SIVs, which issue short-term notes to invest in longer-term securities with higher yields, are often organized by banks but are not actually owned or held by them. They are supposed to be financed through the issuance of commercial paper backed by pools of home loans and credit card debt, but the loss of confidence in the quality of subprime mortgage bonds has also tainted these securities.
Analysts say that investors have all but stopped buying SIV-affiliated commercial paper, and the worry is that the 30 or so SIVs will unload billions of dollars of mortgage-related assets all at once. That would put intense pressure on prices. As Wall Street firms and hedge funds mark value of similar investments they held to their new lower values, they face potentially huge hits to their profits.

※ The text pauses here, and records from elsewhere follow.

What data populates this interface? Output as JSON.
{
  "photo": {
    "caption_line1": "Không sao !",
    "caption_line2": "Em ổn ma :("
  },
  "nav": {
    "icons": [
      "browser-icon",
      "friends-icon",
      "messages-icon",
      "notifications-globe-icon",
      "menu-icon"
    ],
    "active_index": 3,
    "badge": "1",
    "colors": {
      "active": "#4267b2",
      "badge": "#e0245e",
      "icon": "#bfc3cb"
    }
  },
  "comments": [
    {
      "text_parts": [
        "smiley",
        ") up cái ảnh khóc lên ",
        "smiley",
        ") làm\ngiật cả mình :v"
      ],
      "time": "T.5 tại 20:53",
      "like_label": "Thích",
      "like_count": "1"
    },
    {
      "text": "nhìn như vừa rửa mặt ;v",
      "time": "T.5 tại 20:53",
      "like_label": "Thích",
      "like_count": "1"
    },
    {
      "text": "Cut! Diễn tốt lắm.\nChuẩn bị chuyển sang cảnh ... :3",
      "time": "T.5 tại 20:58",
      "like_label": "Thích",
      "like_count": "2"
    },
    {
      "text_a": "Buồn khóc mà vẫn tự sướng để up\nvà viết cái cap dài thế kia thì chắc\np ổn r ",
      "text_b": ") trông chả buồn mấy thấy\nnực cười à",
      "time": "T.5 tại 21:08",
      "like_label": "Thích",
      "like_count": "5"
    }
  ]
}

Still, the impact on the biggest banks is even more severe. In times of crisis, they are committed — either legally or to maintain their reputations — to stepping in to buy those securities. Banks have already been buying significant amounts of commercial paper in recent weeks, even though they did not have to. But if they are forced to bring those assets onto their balance sheets, they might be less willing to lend to businesses and consumers. That could set off a credit crunch and thrust the economy into a recession.
The proposal being floated calls for the creation of a “Super-SIV,” or a SIV-like fund fully backed by several of the world’s biggest banks to provide emergency financing. The Super-SIV would issue short-term notes to finance the purchase of assets held by the SIVs affiliated with the banks, with the hope of reassuring investors.
But whether the banks would buy the assets directly or just buy the short-term debt is still unclear, according to people briefed on the situation. So are other aspects, like the amount of capital each bank would need to contribute, how it would be administrated, and the fee structures and cost burdens.
The Washington Post is reporting Treasury officials seek to help battered SIVs.
Treasury officials are looking into ways to help investment vehicles called SIVs that have been battered by this summer's credit crisis, sources familiar with the situation said on Friday.
Big banks, including Citigroup Inc (C), are discussing a plan to pool together and financially back as much as $100 billion in these investments, which include mortgage securities, the Wall Street Journal reported on its Web site.
A government source also confirmed that there is a Treasury initiative to ease funding costs in the SIV market.
The plan could also get backing banks outside the United States. The Financial Services Authority, the United Kingdom's markets regulator, has suggested that UK banks consider participating in the plan, the Wall Street Journal reported.
The fund, which is tentatively called Master-Liquidity Enhancement Conduit, or M-LEC, could be announced as early as Monday, if banks agree, the Journal reported.
Don't Ask - Don't Sell
- The plan boils down to this: Don't Ask - Don't Sell.
- Don't Ask what the asset is worth.
- Don't Sell or you will find out and not like the result.
- If banks offer to buy that garbage then any hedge fund, foreign investor, or pension plan holding the crap would be silly to not unload it.
- If instead banks offer financing it would tie up capital that most assuredly has a better use. It also exposes the banks to potential bad loans.
It's important to understand the problem was caused by loose monetary policy in conjunction with rules that allowed this garbage to be kept off bank balance sheets. The proposed solution is the same as the underlying problem. It's a delay tactic that simply cannot work.
Perhaps it will appear to work in the short run. Bulls certainly have been stomping as if the economic problems we face are temporary. Unfortunately the problems we face are not temporary. Structural economic problems run long and deep. Whatever final shape this bailout plan takes, it is doomed to fail over the long haul. A collapse in consumer spending and commercial real estate will seal the fate. Both are going to happen.